Deceit, moral posturing explain UN inaction against FDLR

The United Nations has pulled out another one from its bag of excuses. Its forces in the Democratic Republic of Congo (DRC), numbering over 20,000 troops will not lift a gun against the genocidal Democratic Forces for the Liberation of Rwanda (FDLR) and force its fighters to disarm.

Thursday, February 12, 2015

The United Nations has pulled out another one from its bag of excuses. Its forces in the Democratic Republic of Congo (DRC), numbering over 20,000 troops will not lift a gun against the genocidal Democratic Forces for the Liberation of Rwanda (FDLR) and force its fighters to disarm.

It has said that it is withdrawing its backing for a planned offensive against FDLR.

The newest excuse is that the UN will not back a Congolese army offensive led by generals tainted with human rights abuses.

We will not make a pact with the devil even if the intention is to fight the devil, they are saying. As has become the practice, the UN is stretching it a little too far.

In the first place, they have lived, fraternised, supped and been in bed with the very devil for nearly two decades.Secondly, there has been only noise about an impending offensive. There is no evidence of any definite plans or preparations for it. The UN cannot, therefore withdraw from something that does not exist.

Thirdly, the UN has said that even if the offensive were to take place, it would be carried out by the Congolese army. For all intents and purposes, the UN has distanced itself from any possible military action against the FDLR.

It is therefore disingenuous for the world body to claim it is withdrawing from actions or plans that it was never part of in the first place. The high-minded reasons they have given – not to be part of a force led by people with blood on their hands – is only an excuse for inaction. It is meant to show the UN in good moral light. Even then, it is not convincing.

Even assuming that the abhorrence of evil is the real motive for the UN refusing to back the Congolese army in fighting FDLR, has it just occurred to them that General Bruno Mandevu and other senior officers have been committing human rights abuses?

If so, this is a damning indictment of the competence of the UN commanders and their men in DRC. They have been there close to twenty years and should have a better knowledge of the people they work with.

The truth is that the UN has always been aware of the human rights abuses committed by the Congolese army and yet this knowledge did not stop them from mounting joint operations against the M23 rebels, for example.

Retreating Congolese troops raped hundreds of women in Minova after being routed by M23 fighters in Goma.

They tortured captured rebels and civilians, and under Colonel Mamadou desecrated bodies of enemy dead.

That was not a hindrance to joint military action.

It is a fact that the UN’s MONUSCO troops have always worked with Congolese generals, clean or tainted.

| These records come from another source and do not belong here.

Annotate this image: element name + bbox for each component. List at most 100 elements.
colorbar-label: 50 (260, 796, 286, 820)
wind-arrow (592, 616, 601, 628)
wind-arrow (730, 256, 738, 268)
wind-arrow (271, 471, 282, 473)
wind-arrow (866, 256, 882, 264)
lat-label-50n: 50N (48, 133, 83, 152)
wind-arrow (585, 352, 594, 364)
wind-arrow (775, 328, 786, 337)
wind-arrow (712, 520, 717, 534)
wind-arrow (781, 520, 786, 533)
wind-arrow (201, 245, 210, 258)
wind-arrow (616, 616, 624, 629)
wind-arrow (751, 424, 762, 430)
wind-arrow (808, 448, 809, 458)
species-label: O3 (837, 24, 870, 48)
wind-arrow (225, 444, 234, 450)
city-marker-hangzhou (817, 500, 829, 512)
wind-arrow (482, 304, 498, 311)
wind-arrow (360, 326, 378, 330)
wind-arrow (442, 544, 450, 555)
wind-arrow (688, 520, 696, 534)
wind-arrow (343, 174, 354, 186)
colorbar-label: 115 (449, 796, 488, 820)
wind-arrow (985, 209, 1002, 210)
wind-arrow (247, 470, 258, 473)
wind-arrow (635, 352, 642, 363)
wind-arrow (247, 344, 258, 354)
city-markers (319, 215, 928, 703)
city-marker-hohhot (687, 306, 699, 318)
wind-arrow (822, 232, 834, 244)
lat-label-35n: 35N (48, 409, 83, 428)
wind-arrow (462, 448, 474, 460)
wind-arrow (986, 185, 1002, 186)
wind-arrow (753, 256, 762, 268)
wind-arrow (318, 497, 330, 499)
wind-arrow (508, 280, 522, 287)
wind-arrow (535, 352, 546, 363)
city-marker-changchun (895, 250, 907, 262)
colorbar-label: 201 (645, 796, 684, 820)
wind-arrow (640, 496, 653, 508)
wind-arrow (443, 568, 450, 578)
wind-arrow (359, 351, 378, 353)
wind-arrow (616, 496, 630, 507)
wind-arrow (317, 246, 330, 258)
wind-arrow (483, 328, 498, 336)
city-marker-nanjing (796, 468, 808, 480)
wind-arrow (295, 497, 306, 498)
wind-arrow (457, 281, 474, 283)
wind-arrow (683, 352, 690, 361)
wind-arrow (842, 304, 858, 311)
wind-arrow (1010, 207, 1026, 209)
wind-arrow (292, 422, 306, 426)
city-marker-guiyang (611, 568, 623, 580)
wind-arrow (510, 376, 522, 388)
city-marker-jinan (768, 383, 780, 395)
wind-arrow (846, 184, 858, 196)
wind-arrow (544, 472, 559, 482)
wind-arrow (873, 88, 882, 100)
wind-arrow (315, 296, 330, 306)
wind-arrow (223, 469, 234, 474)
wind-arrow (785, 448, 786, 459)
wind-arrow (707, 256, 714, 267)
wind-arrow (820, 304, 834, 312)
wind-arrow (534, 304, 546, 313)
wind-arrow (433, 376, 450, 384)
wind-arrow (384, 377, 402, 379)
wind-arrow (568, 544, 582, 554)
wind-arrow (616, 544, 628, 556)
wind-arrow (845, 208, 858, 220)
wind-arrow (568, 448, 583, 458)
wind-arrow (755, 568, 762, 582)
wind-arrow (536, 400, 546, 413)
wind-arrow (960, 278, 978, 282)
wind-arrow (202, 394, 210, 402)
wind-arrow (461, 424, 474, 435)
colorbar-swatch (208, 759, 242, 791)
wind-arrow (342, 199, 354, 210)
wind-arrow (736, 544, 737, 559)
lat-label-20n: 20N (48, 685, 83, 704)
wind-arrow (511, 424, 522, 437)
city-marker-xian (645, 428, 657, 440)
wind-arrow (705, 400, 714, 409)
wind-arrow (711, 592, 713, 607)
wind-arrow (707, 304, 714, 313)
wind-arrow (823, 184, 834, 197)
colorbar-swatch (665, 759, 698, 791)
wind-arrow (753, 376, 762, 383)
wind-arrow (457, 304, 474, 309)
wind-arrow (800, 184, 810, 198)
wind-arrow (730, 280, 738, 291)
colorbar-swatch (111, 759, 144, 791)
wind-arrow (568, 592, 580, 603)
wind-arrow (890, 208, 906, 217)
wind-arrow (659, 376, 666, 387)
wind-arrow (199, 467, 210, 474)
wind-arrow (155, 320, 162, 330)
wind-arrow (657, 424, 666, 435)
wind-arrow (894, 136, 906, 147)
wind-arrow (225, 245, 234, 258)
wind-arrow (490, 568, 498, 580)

The most recent such collaboration that was trumpeted around the world was the fight against M23 rebels in eastern DRC.

At the time there were no qualms about the morality of working with generals and soldiers stained with the blood of murder or rape victims, or loaded with cash from plunder or illicit trade, some of it with FDLR.

On the contrary, there was an unusual haste to act, from an organization notorious for being slow and indecisive. All attempts for solving the rebellion a different way were brusquely brushed aside.

No scruples of any sort – political, moral, humanitarian or any other – stood in the way. Only force would do – and a trigger happy FIB duly obliged.

There has been some action against the Ugandan rebels – the Allied Democratic Forces (ADF). No such scruples have been raised. It is the same Congolese army involved.

So why is it different with the FDLR?

The fact is that even if the Congolese army was made up of saints and commanded by angels, the UN would not go after FDLR as they are morally and legally bound to do. They would still find an excuse not to act.

For close to twenty years, MONUSCO, the UN force that was deployed to disarm various armed groups and stabilise eastern DRC, has kept clear of FDLR, essentially permitting the genocidal force to do as they please. In fact, some of the UN troops have been reported to trade with the renegade fighters, exchanging weapons for minerals.

The words used in relation to FDLR are also revealing. They show an attitude of tolerance, even acceptance.

The UN and other foreign actors ‘urge, persuade, appeal, plead’ with the armed gangs to lay down their arms. It is markedly different from the way they dealt with M23. With them, they demanded, threatened and ordered the rebels to vanish. It was, ‘disarm and disband’ or face the wrath and might of the UN. The Force Intervention Brigade (FIB) was itching for a fight and could barely be restrained.

Where is FIB today? There is no mention of the force. The threats are gone. The eagerness to take on armed groups has, for obvious reasons, been blunted. We are back where we were – no action against the FDLR.

The latest excuse for not taking military action is merely moral posturing. The United Nations is actually preparing us to accept that there will be no offensive against the FDLR with or without UN participation. It is laying the grounds for its absolution for inaction.